The new bill undoes all those gains. “Part 3A on steroids” is how many describe it. The NSW ICAC has said that its advice to include measures against conflict-of-interest risks and “measurable assessment criteria” stands, but that it was “not asked to comment on the bill itself.” This spirit of exclusion reappears throughout the new act. The existing habit of asking advice from such agencies as the Environmental Protection Authority or the Heritage Office is gone, replaced by the single person that is the Development Coordination Authority (aka the secretary). Local government, already virtually shorn of planning powers, is further shut out with the new 10-day “deemed approval” clause for complying development.

And there are several measures designed to dissuade any consent authority – local or state – from considering a proposal’s broader or longer-term context. First, the act makes it unlawful for consent authorities to consider the impact of associated developments such as, for example, societal or environmental impacts of roads or pipelines essential to mining or fracking developments. These must not be considered.

It will also be unlawful for consent authorities to consider all likely impacts of a proposed development. Instead, only “significant” likely impacts can be considered. What is “significant”? Climate? Species extinction? Public health? That will be up to the minister, and, being undefinable, is likely to release an avalanche of litigation, rendering approvals not faster but slower. Further, reversing the current requirement for a consent authority to consider impacts such as environmental, heritage, social, economic and public interest, these heads of consideration are removed and placed in regulations.

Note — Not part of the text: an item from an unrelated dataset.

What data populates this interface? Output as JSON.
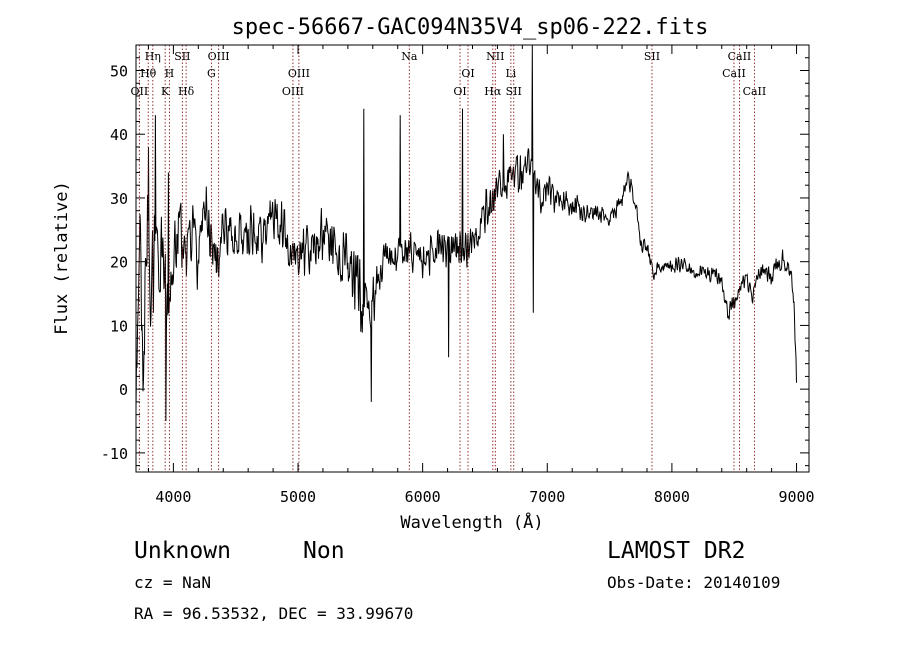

What this means is that whether they can be considered at all will be decided, absent parliamentary scrutiny, by the minister. If the development is declared by the minister to be a Targeted Assessment Development, these things must not be considered.

This means that certain recent refusals are almost certain to be reversed. The recent NSW Court of Appeal’s refusal to extend the Mount Pleasant coal mining license because of the climate impact of an extra 247 million tonnes of coal would likely be considered unlawful. Similarly, the court’s refusal last year of the massive proposed Bowdens lead, silver and zinc mine at Lue, near Mudgee – two kilometres from the local primary school – could also be reversed.

A cynic might be forgiven for taking this as deliberate on the government’s part. But that is not the propaganda. Rather, it is all about housing and supply – the subtext
being that all those nasty planners with their determination to consider the public interest have been bottlenecking development, driving prices skyward and undermining equality. Developers, meanwhile, far from revelling in higher prices, are selflessly devoted to cheaper housing.

As YIMBY Melbourne claimed earlier this year, over the last four decades, the number of practising planners in Australia has grown by almost nine times while the number of houses built per year has “plummeted” – “planner productivity has collapsed …” Planning, goes the implication, is not the solution but the problem. This dangerous narrative casts developers as humanity’s saving angels and planners as horrid little lucifers, doing their utmost to preserve the elites. But is any of this true? Or even likely to be effective? Or is the YIMBY push playing straight into developer hands?

Yes, the NSW Planning Act has become, over the years, abstruse, impenetrable and morbidly obese. Yes, we need affordable housing. But does anyone believe that the free market will drop prices, ever? Or that the public interest is best served by explicitly banning it from consideration? This absurdist comedy is a planning version of unleashing federal troops on home soil. Only one thing is certain: when even lawyers, normally circumspect, call new legislation “retrograde” and “concerning,” a second look is definitely warranted.

Footnotes
1. Independent Commission Against Corruption, “The Exercise of Discretion under
Part 3A of the Environmental Planning and Assessment Act 1979 and the State
Environmental Planning Policy (Major Development) 2005,” December 2010.